Ramesh drew upon a wide variety of sources and religious traditions, but the book ultimately seemed to be a compendium of anecdotes and not a whole lot more. Rather than drawing me into a stream of thought that seemed to build upon itself and move me forward toward an insightful conclusion, I felt that all the researched material was more or less of the same second- and third-hand quality, and treated as of equal weight.

In the book’s brief conclusion, the following passage illustrates the shortcomings of what is surveyed and learned:

“We saw enough evidence to believe that the repeated and concentrated mental images develop hologram-like three-dimensional replicas that hover above our heads. While they are not discernible to the human eye, mystics and psychics with trained senses may see them. These thought forms comprise what Henri Corbin referred to as immaterial matter. In the Intermediate Realm of the Imagination, these portrayals are as real as the earth itself. When one’s creative energy reaches a critical level, their thoughts and ideas materialise into the physical world, where their forms may be seen with the naked eye. This mental-to-physical transfer may occur through a mechanism that modern science has not yet discovered.”

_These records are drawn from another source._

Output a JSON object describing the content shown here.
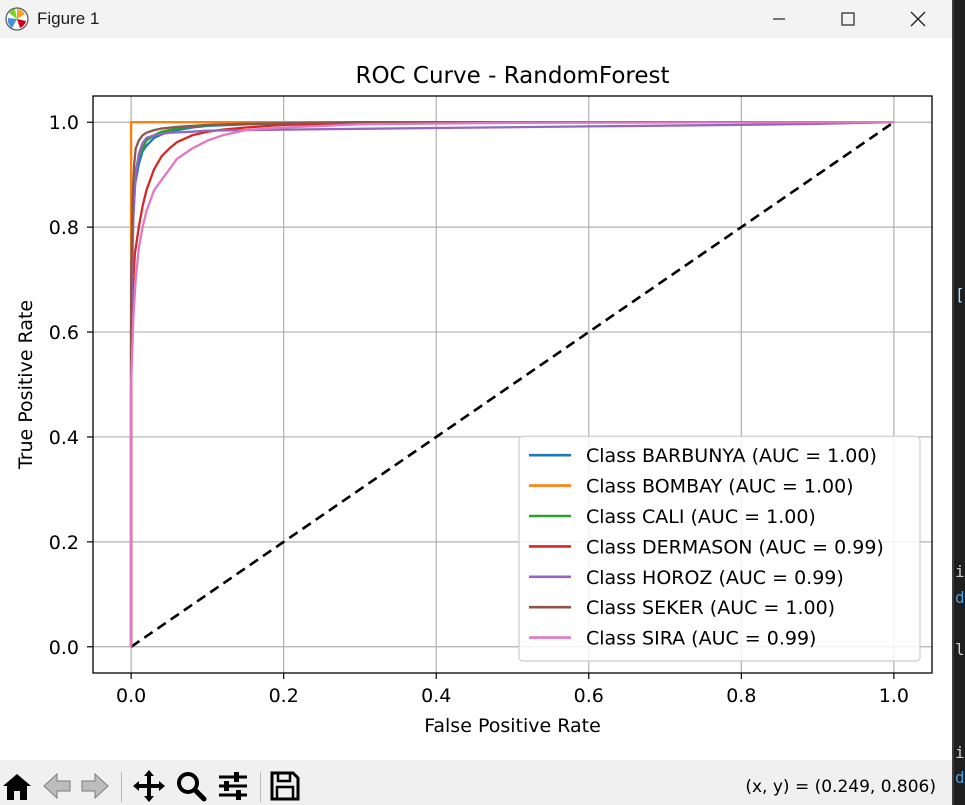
{
  "window": {
    "title": "Figure 1"
  },
  "toolbar": {
    "buttons": [
      "home-icon",
      "back-icon",
      "forward-icon",
      "pan-icon",
      "zoom-icon",
      "configure-subplots-icon",
      "save-icon"
    ],
    "coords": "(x, y) = (0.249, 0.806)"
  },
  "side_strip": {
    "chars": [
      "[",
      "i",
      "d",
      "l",
      "i",
      "d"
    ]
  },
  "chart_data": {
    "type": "line",
    "title": "ROC Curve - RandomForest",
    "xlabel": "False Positive Rate",
    "ylabel": "True Positive Rate",
    "xlim": [
      -0.05,
      1.05
    ],
    "ylim": [
      -0.05,
      1.05
    ],
    "xticks": [
      "0.0",
      "0.2",
      "0.4",
      "0.6",
      "0.8",
      "1.0"
    ],
    "yticks": [
      "0.0",
      "0.2",
      "0.4",
      "0.6",
      "0.8",
      "1.0"
    ],
    "grid": true,
    "legend_position": "lower right",
    "series": [
      {
        "name": "Class BARBUNYA (AUC = 1.00)",
        "color": "#1f77b4",
        "x": [
          0,
          0,
          0.002,
          0.005,
          0.01,
          0.015,
          0.02,
          0.03,
          0.045,
          0.06,
          0.08,
          0.1,
          0.15,
          0.2,
          0.3,
          0.5,
          1.0
        ],
        "y": [
          0,
          0.6,
          0.8,
          0.88,
          0.92,
          0.945,
          0.955,
          0.97,
          0.98,
          0.985,
          0.99,
          0.993,
          0.996,
          0.998,
          0.999,
          1.0,
          1.0
        ]
      },
      {
        "name": "Class BOMBAY (AUC = 1.00)",
        "color": "#ff7f0e",
        "x": [
          0,
          0,
          1.0
        ],
        "y": [
          0,
          1.0,
          1.0
        ]
      },
      {
        "name": "Class CALI (AUC = 1.00)",
        "color": "#2ca02c",
        "x": [
          0,
          0,
          0.002,
          0.005,
          0.01,
          0.015,
          0.02,
          0.03,
          0.04,
          0.06,
          0.08,
          0.1,
          0.15,
          0.2,
          0.3,
          0.5,
          1.0
        ],
        "y": [
          0,
          0.65,
          0.85,
          0.9,
          0.935,
          0.95,
          0.965,
          0.975,
          0.982,
          0.988,
          0.992,
          0.994,
          0.997,
          0.998,
          0.999,
          1.0,
          1.0
        ]
      },
      {
        "name": "Class DERMASON (AUC = 0.99)",
        "color": "#d62728",
        "x": [
          0,
          0,
          0.002,
          0.005,
          0.01,
          0.015,
          0.02,
          0.025,
          0.03,
          0.04,
          0.05,
          0.06,
          0.08,
          0.1,
          0.12,
          0.15,
          0.2,
          0.3,
          0.5,
          1.0
        ],
        "y": [
          0,
          0.55,
          0.68,
          0.75,
          0.8,
          0.84,
          0.87,
          0.89,
          0.91,
          0.935,
          0.95,
          0.962,
          0.975,
          0.982,
          0.986,
          0.99,
          0.995,
          0.998,
          1.0,
          1.0
        ]
      },
      {
        "name": "Class HOROZ (AUC = 0.99)",
        "color": "#9467bd",
        "x": [
          0,
          0,
          0.003,
          0.006,
          0.01,
          0.015,
          0.02,
          0.03,
          0.05,
          0.08,
          0.1,
          0.2,
          0.4,
          0.6,
          0.8,
          0.9,
          1.0
        ],
        "y": [
          0,
          0.6,
          0.82,
          0.9,
          0.94,
          0.96,
          0.97,
          0.975,
          0.98,
          0.982,
          0.984,
          0.986,
          0.989,
          0.992,
          0.995,
          0.997,
          1.0
        ]
      },
      {
        "name": "Class SEKER (AUC = 1.00)",
        "color": "#8c564b",
        "x": [
          0,
          0,
          0.002,
          0.004,
          0.006,
          0.01,
          0.015,
          0.02,
          0.03,
          0.04,
          0.06,
          0.08,
          0.1,
          0.15,
          0.2,
          0.3,
          1.0
        ],
        "y": [
          0,
          0.7,
          0.86,
          0.92,
          0.95,
          0.965,
          0.975,
          0.98,
          0.985,
          0.988,
          0.991,
          0.993,
          0.995,
          0.997,
          0.998,
          1.0,
          1.0
        ]
      },
      {
        "name": "Class SIRA (AUC = 0.99)",
        "color": "#e377c2",
        "x": [
          0,
          0,
          0.003,
          0.006,
          0.01,
          0.015,
          0.02,
          0.03,
          0.04,
          0.05,
          0.06,
          0.08,
          0.1,
          0.12,
          0.15,
          0.2,
          0.3,
          0.5,
          1.0
        ],
        "y": [
          0,
          0.5,
          0.63,
          0.7,
          0.76,
          0.8,
          0.83,
          0.87,
          0.89,
          0.91,
          0.93,
          0.95,
          0.965,
          0.975,
          0.985,
          0.99,
          0.996,
          0.999,
          1.0
        ]
      }
    ],
    "reference_line": {
      "x": [
        0,
        1
      ],
      "y": [
        0,
        1
      ],
      "color": "#000000",
      "style": "dashed"
    }
  }
}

To this reviewer, this reads like a heaping portion of assumptions that are taken to be true because they appeared in print, while their plausibility is left to scientific discoveries not yet made.

Colin Wilson, the prolific author who wrote numerous overviews of occult and psychological topics, at least felt obliged to draft plausible explanations for the mysteries he considered. I just wish that more writers in this vein would do the same.

Despite my initial high hopes, I came away from Embodied Imaginations with the feeling that the book, though well researched and clearly written, was no better (although no worse) than too many other New Age books from any number of American publishers. It was a mile wide and an inch deep.